Rolls-Royce has received an £865 million ($1.4 billion) contract to provide long-term support services for the Eurojet EJ200 engines that power the UK Royal Air Force's Eurofighter Typhoon strike aircraft.

Minister for Defence Equipment and Support Quentin Davies announced the 10-year award during a parliamentary statement on 14 January, describing it as "an enduring spares-inclusive availability service for the Typhoon engine".

 RAF Typhoon RIAT 2009
© Craig Hoyle/Flight International

He said: "This contract will see Rolls-Royce taking a major role in ensuring the availability of the Typhoon fleet to meet its standing and operational commitments." The commitment "demonstrates the Ministry of Defence's commitment to partnering with British industry to get more efficient support for our frontline Typhoon fighter force," he added.

R-R has supported operations of the RAF’s Typhoons since 2001 under two earlier availability-based support contracts.

Confirmation of the new engine deal follows the signature of a through-life support and maintenance contract with BAE Systems in March 2009 for the Typhoon airframe and other related systems. Dubbed the Typhoon Availability Service, this was valued at £450 million for an initial period of five years.

Work under both deals will be concentrated at the UK's main operating base for the Typhoon: RAF Coningsby in Lincolnshire. The service has 59 Eurofighters in use, according to Flightglobal's MiliCAS database.

Securing the RAF support deal represents the second Typhoon-related success for R-R inside a month.

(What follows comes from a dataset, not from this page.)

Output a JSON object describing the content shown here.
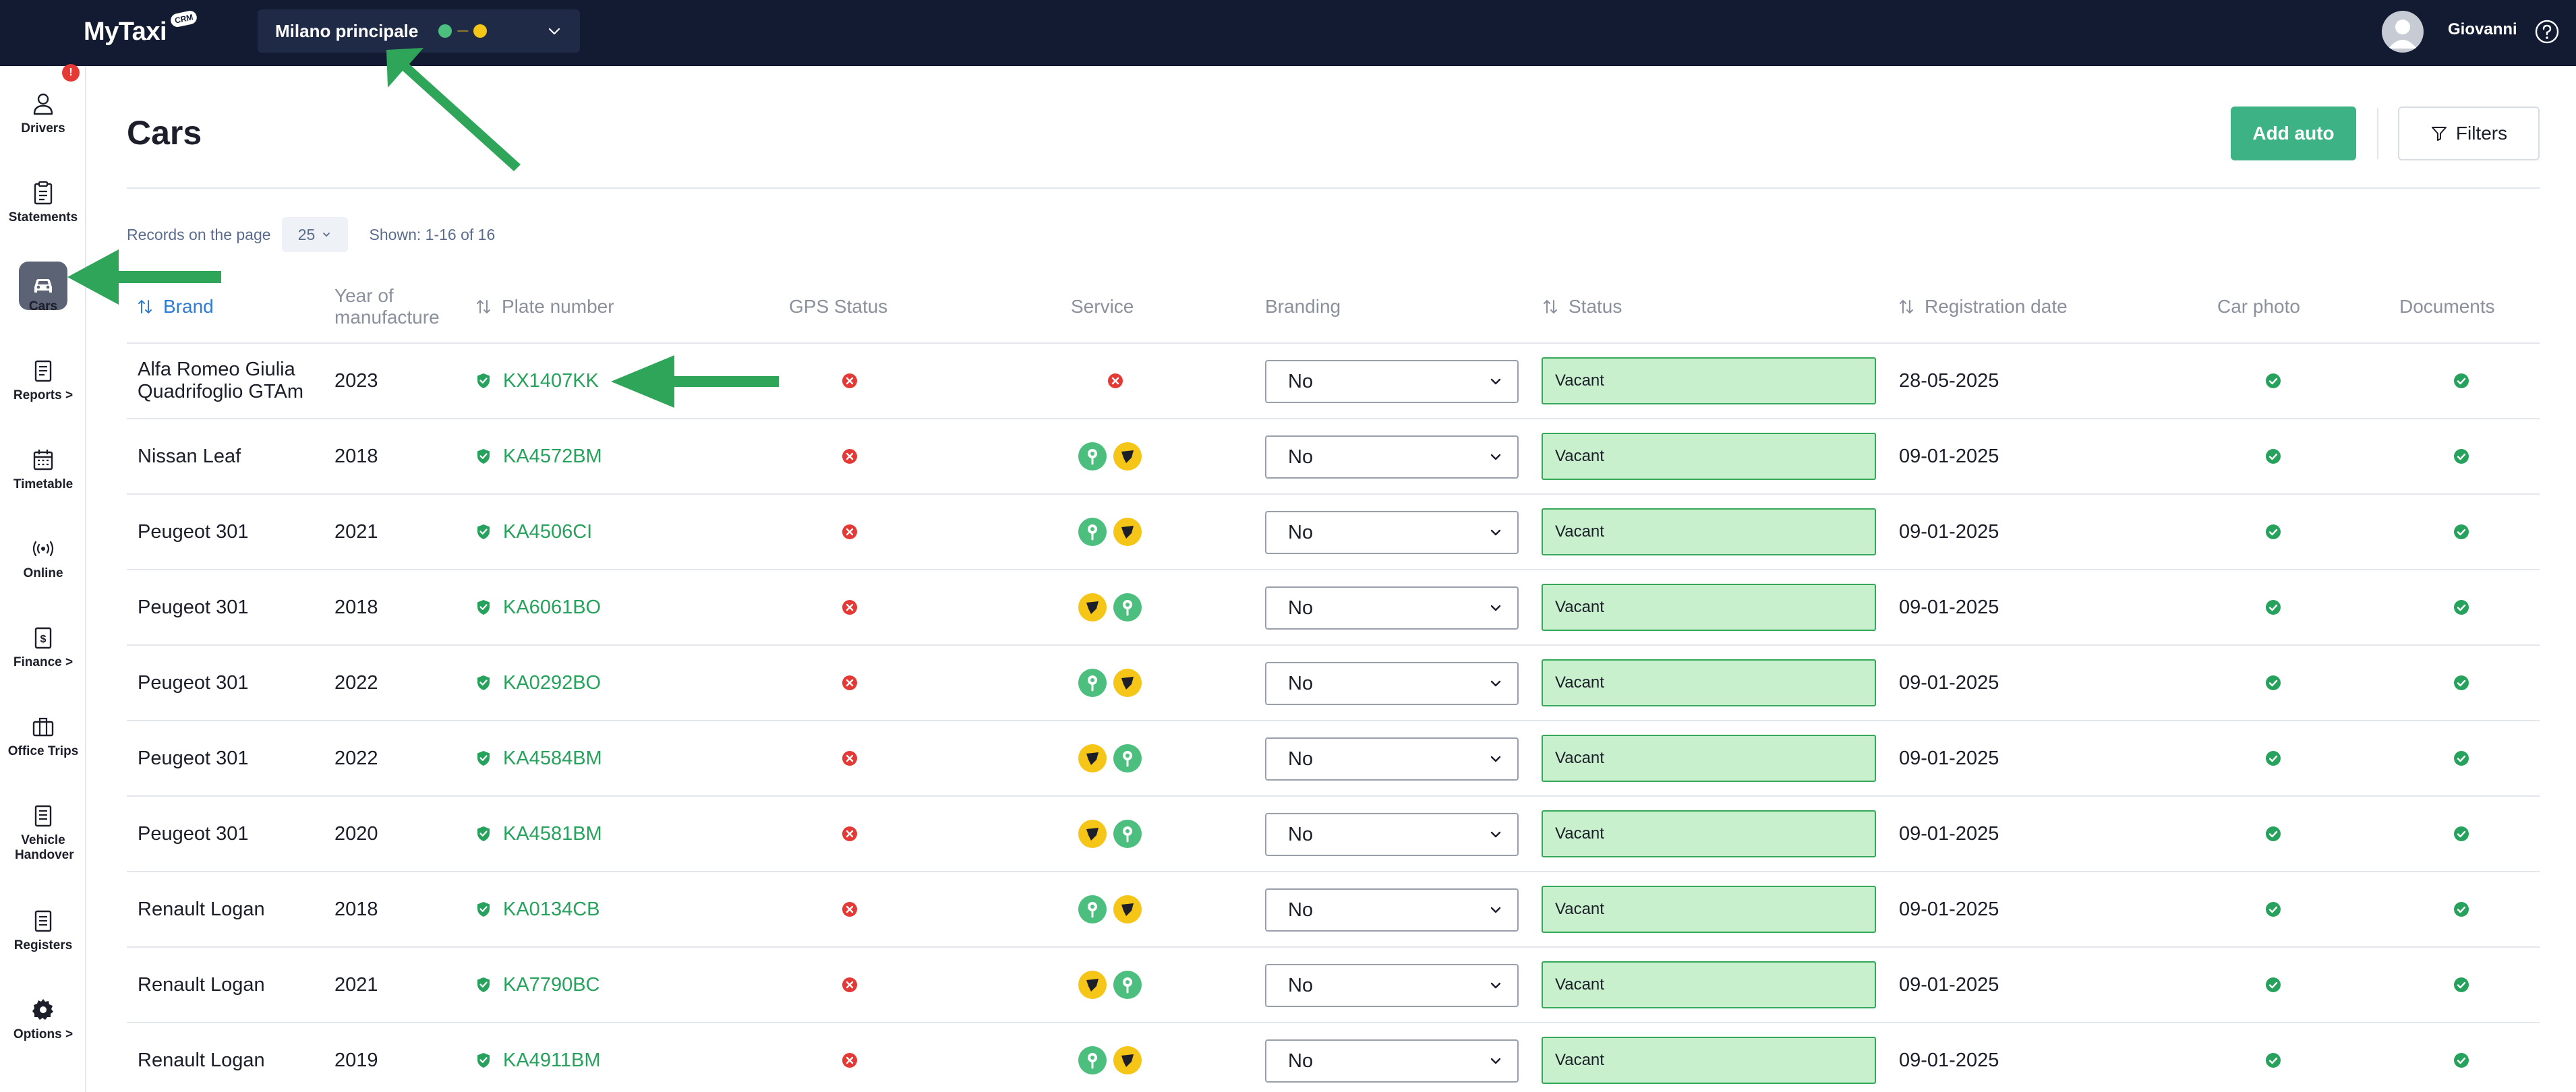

The company in mid-December announced its receipt of two contracts – including one to its Rolls-Royce Saudi Arabia subsidiary– to support Riyadh’s EJ200 engines over a three-year period.

“Initial support activity on the EJ200 engines will be conducted in Saudi Arabia”, the company says, with deeper maintenance to be performed in Europe as required.

The latter deal was placed via BAE as part of Project Salam, through which the Royal Saudi Air Force will eventually operate a fleet of 72 Typhoons. Eight of an initial 24 UK-built examples have been delivered so far, according to MiliCAS.